Arriving at Hatta, I realised that I’d run out of bendy roads, and I headed back towards Dubai. An obliging Chevrolet driver signalled the location of every speed camera between Hatta and Madam by hitting his brakes. It’s called bird-dogging by Beloved Wife: allowing someone else to set off all the speed traps.
It was dark by the time I got to Big Red, which was festooned with the headlights of hundreds of bikes, quads and 4x4s. By this time, my bike had done over 300km and the “Feed Me!” light was on. The petrol station halfway between Big Red and Lahbab was of course full of quads, all swarming around the petrol pumps like wasps around a jam pot. We all obediently gassed up in turn and paid the attendant. Compared with everyone else, my bike was completely silent. I really must do something about that…
I had already decided to go to the cinema before returning home, so I turned left at Lahbab roundabout and followed the new, wide and deserted highway to Jebel Ali. Thence on to the Emirates Road to Ibn Battuta mall and the multiplex cinema. To be honest, I was mildly surprised at how tired and stiff I wasn’t after more than 400km of spirited riding.
After the film, ‘District 9’* since you ask, I headed back to the Crumbling Villa along Al Khail Road. For the first time all day someone actually attempted to run me off the road with his SUV before heading off towards Business Bay bridge. I tailed him as he put his foot down. I was bird-dogging from several hundred metres back when the SUV was snapped at probably 180kph, significantly faster than me, and he stamped on his brakes. As I closed the distance, astonishingly he hit the loud pedal again. And got flashed at some ludicrous velocity. Again. An expensive evening out for someone.

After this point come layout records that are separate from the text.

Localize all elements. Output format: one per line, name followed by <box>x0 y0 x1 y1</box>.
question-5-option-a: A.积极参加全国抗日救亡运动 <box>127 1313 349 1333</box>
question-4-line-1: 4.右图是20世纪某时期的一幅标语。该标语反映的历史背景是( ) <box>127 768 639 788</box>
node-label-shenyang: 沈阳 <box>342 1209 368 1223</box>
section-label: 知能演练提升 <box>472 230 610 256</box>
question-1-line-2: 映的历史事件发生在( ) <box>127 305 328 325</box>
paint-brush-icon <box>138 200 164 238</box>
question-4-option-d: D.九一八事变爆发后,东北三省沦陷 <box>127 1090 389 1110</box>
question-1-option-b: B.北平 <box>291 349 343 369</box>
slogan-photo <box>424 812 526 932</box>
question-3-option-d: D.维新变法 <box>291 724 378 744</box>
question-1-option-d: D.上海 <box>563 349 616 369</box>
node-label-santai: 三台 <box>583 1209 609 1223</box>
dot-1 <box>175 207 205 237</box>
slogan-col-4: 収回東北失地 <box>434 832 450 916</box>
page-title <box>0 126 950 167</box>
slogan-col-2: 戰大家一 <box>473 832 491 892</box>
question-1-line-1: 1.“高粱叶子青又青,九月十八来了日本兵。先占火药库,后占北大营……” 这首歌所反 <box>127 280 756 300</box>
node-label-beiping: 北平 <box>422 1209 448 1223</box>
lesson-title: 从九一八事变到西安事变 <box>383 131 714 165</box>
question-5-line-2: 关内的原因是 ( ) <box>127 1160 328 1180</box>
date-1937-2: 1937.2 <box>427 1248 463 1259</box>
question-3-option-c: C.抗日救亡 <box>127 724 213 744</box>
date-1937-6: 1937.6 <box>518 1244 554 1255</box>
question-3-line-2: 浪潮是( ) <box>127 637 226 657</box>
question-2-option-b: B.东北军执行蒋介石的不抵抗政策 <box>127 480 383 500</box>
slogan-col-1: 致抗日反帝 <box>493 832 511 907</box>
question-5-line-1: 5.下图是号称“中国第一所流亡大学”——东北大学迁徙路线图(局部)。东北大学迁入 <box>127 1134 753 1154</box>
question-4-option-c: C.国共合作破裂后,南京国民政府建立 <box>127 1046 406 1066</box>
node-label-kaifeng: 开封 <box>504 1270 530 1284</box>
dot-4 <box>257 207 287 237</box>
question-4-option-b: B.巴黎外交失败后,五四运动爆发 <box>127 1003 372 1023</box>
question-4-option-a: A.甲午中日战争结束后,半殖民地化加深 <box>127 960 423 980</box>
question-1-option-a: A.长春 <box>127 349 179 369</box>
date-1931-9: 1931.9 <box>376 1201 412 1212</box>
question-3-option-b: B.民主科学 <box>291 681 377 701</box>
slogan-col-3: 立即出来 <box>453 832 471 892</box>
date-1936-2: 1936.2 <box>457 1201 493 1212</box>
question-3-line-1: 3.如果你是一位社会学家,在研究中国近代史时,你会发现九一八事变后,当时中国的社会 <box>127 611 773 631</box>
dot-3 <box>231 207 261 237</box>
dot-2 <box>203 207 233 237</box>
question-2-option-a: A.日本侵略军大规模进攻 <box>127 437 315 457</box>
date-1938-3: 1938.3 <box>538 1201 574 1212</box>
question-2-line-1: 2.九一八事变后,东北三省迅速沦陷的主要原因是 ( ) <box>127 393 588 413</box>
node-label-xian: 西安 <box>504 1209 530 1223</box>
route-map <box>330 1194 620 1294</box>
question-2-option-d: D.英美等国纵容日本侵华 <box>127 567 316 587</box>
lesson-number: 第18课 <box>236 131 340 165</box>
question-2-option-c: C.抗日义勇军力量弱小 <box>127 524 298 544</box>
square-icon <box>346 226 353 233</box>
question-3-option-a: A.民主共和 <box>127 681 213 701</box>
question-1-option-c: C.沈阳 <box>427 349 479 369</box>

Home again, home again, and after a good night’s kip it was time to clean the collection of dead bugs off the bike. As usual, they exacted their posthumous revenge by being almost impossible to shift.
- * Incidentally, I understand that the Nigerian government has complained to the makers of ‘District 9’ about the way in which Nigerians are portrayed in the film. In an official communication, all references to Nigeria are to be removed before the film is allowed to be released in that country. I suspect that, like me, Mr Peter Jackson knows better than to pay attention to emails from Nigerian government officials.